Grounded theory (advantages)
Systematic approach; generates theory grounded in data; adaptable across contexts.
Grounded theory (disadvantages)
Time/resource intensive; can become complex; risk of losing contextual richness if overly abstract.
Action research (core idea)
Collaborative research + problem-solving where community/stakeholders become partners (often co-researchers).
Action research (what participants do)
Help identify/prioritize the problem, design data collection, analyze/interpret findings, and share results.
Action research (purpose)
"Living knowledge" tied to real change; emphasizes participation, empowerment, and capacity building.
Action research (advantages)
Empowers stakeholders; builds capacity; iterative improvement based on feedback; practical impact.
Action research (disadvantages)
Time/resource heavy; ethics + rigor can be challenging in dynamic settings; power dynamics are hard to manage; sustainability after the study can be difficult.

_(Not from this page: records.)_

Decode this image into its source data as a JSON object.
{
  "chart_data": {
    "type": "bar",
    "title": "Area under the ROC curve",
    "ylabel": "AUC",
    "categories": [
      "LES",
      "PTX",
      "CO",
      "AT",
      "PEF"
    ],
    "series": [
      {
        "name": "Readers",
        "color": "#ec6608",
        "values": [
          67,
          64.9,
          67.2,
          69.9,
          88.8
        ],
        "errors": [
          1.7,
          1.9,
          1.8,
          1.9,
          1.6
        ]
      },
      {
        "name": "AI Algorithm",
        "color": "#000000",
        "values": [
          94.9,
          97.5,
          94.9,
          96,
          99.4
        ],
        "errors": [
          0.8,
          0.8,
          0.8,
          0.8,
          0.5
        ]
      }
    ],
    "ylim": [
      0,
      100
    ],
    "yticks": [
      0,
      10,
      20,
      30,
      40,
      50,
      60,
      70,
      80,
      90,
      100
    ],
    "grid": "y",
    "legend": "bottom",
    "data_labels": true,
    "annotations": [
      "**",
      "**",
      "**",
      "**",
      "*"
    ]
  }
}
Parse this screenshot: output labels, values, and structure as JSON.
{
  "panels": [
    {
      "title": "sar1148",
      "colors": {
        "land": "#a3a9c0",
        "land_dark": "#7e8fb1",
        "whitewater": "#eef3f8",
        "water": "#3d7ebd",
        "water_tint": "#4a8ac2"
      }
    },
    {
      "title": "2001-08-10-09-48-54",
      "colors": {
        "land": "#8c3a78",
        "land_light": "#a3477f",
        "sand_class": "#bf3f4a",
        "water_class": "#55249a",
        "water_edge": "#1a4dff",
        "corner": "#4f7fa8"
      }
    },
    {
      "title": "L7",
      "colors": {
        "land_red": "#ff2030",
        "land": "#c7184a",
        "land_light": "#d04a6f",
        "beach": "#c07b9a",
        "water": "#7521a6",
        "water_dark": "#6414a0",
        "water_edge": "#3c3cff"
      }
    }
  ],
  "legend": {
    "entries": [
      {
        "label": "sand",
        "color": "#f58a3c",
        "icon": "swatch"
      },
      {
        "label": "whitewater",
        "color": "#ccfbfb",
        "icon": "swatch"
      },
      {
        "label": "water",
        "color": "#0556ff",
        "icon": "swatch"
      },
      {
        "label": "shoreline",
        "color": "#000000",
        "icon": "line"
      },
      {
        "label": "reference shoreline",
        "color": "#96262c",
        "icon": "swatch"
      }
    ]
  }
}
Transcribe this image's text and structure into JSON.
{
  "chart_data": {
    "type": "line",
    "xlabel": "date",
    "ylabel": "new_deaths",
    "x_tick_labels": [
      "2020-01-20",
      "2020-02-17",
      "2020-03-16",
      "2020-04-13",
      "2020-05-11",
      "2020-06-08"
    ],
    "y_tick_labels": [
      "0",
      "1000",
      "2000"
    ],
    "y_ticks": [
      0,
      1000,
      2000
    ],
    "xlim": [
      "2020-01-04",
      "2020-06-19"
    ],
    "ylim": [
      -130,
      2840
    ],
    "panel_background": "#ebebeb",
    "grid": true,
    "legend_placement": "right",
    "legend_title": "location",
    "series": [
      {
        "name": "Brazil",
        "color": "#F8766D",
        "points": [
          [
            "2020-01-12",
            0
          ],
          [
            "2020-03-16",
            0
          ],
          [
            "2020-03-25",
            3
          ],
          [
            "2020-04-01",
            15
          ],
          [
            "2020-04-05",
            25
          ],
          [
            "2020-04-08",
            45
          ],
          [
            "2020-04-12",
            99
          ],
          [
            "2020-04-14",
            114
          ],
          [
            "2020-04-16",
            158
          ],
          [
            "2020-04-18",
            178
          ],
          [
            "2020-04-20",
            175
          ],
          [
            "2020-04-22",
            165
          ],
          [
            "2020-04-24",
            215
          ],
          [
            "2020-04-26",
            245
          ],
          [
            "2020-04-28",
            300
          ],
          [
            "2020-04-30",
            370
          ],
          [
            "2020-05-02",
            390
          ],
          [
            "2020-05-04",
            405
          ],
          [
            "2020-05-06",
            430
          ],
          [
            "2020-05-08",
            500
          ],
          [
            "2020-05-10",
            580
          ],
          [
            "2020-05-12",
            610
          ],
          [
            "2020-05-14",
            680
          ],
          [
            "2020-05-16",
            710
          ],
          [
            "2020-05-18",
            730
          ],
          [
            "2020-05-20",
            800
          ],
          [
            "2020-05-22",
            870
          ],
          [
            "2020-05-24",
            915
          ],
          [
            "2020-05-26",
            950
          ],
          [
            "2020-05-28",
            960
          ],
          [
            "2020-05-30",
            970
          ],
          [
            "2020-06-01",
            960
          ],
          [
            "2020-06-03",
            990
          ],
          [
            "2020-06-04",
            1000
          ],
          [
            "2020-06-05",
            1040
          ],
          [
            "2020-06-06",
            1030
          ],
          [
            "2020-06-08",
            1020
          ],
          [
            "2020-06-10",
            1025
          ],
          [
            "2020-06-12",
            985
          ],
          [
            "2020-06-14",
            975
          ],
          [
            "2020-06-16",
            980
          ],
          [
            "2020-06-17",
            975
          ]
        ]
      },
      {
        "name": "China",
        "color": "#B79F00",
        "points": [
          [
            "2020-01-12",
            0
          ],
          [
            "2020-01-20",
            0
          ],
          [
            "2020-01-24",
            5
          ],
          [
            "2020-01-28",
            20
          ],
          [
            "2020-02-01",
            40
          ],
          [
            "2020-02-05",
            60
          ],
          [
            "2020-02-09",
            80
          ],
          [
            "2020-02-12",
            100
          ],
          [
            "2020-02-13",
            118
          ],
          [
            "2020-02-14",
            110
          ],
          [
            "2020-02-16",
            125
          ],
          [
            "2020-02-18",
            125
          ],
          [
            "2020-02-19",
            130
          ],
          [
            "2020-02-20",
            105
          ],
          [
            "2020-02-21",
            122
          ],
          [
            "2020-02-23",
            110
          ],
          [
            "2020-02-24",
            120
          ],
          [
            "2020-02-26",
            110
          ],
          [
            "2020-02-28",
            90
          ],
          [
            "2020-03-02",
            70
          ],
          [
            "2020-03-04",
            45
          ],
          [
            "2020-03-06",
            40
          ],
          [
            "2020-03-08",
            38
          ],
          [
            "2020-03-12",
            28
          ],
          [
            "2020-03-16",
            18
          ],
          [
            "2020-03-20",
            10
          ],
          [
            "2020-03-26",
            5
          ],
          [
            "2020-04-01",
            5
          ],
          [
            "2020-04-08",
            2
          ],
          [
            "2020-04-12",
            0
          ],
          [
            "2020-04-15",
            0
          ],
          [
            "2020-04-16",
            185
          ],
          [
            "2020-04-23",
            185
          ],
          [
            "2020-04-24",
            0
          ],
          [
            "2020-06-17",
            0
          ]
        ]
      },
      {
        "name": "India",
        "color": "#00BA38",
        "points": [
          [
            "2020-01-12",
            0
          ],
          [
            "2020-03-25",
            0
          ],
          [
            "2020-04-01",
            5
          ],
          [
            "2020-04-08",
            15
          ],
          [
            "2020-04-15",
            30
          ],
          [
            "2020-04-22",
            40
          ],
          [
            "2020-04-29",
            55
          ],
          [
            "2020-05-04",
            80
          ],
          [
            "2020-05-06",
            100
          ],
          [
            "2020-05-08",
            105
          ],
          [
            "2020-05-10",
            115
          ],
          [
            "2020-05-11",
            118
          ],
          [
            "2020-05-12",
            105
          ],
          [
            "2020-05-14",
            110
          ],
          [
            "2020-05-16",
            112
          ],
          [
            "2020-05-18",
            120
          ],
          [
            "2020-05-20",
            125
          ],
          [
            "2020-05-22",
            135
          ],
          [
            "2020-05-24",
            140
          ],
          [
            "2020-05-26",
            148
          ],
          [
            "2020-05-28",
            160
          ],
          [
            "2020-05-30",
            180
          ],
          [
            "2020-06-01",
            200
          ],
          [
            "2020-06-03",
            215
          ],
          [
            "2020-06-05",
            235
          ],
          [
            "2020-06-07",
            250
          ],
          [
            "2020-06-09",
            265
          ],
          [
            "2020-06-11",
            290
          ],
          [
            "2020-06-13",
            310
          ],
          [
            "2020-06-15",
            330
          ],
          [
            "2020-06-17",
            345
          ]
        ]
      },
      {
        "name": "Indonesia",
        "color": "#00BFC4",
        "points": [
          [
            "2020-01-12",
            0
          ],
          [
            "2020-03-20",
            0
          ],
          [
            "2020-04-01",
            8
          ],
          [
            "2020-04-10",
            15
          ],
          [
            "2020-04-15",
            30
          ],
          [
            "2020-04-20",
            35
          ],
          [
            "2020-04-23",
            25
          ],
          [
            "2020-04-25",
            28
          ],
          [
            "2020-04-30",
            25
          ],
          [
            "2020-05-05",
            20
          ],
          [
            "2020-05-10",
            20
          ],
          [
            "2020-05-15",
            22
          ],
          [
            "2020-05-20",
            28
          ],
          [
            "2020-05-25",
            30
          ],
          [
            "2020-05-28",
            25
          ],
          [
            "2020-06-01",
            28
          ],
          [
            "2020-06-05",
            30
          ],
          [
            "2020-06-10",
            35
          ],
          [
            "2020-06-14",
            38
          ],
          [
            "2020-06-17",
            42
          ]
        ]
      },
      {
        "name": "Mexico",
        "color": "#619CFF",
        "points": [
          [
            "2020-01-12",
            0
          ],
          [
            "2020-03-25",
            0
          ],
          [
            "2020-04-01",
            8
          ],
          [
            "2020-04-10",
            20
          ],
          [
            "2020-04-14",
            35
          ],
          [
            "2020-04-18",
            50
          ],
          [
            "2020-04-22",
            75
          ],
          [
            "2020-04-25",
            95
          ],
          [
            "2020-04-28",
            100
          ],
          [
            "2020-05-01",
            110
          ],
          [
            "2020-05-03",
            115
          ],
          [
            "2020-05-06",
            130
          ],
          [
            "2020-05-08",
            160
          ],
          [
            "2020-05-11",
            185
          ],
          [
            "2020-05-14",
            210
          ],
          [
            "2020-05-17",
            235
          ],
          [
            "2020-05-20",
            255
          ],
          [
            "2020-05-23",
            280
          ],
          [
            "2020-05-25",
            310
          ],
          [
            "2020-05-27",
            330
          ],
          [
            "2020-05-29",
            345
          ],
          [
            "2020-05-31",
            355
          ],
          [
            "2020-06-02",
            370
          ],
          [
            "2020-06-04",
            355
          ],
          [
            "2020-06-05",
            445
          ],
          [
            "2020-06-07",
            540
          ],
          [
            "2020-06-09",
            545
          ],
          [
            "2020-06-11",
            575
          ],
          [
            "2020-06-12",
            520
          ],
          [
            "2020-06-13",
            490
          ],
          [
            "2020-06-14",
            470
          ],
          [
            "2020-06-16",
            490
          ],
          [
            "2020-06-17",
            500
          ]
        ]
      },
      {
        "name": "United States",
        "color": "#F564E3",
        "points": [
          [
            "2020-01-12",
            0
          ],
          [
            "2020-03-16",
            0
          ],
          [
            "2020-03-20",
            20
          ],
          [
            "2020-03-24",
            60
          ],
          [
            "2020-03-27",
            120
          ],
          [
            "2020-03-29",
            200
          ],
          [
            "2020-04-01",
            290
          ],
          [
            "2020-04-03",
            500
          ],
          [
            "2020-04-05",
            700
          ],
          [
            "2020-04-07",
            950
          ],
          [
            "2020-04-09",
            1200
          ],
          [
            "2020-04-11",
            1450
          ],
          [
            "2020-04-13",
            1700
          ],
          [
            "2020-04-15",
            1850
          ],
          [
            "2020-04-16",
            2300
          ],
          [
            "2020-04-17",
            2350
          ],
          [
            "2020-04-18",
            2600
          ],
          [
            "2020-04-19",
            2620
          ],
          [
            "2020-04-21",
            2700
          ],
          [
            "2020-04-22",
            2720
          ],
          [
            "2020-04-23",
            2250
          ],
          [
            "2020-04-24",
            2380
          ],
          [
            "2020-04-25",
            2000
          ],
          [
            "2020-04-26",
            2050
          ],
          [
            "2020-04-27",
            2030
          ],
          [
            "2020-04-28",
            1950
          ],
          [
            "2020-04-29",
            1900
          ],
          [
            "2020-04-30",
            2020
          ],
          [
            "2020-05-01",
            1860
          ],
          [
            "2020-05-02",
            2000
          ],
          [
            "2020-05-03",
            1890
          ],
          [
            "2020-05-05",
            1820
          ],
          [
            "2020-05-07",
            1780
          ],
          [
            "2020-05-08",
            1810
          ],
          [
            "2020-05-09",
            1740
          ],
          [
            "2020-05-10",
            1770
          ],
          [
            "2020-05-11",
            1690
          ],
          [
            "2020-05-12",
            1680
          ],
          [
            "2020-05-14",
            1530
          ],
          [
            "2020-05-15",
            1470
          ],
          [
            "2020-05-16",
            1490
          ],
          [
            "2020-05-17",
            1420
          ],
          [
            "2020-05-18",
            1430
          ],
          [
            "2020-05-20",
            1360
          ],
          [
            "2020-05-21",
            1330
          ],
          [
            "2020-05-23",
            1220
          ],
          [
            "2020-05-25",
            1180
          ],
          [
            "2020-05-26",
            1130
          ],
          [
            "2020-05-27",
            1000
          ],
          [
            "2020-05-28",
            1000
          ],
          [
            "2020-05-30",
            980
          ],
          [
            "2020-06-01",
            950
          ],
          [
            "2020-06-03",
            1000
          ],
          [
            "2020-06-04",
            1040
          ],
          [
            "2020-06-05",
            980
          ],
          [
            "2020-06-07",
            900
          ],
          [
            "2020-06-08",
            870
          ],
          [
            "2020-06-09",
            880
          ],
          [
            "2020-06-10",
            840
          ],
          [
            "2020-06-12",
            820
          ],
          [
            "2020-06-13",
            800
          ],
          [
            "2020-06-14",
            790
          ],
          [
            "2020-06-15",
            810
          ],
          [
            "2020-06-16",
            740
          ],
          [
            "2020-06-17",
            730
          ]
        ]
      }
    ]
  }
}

Linking paradigms ↔ designs (common pairings)
Descriptive: often post-positivist/pragmatic; Phenomenology: interpretivist (sometimes constructivist); Case study: interpretivist/constructivist (can be post-positivist if theory-testing); Ethnography: interpretivist or critical (critical ethnography); Grounded theory: constructivist (Charmaz) or post-positivist (original Glaser/Strauss); Action research: critical or pragmatic/post-positivist depending on goals.
Exam housekeeping: menti wording
Use menti as a learning support tool, but don't assume the exam will copy exact menti wording—focus on the concepts/definitions and being able to apply them.
Exam housekeeping: "stats from abstracts?"
Usually you're expected to understand the point of the abstract (aim, design, methods, paradigm fit, contribution), not memorize specific numeric statistics—unless your instructor explicitly said stats are testable.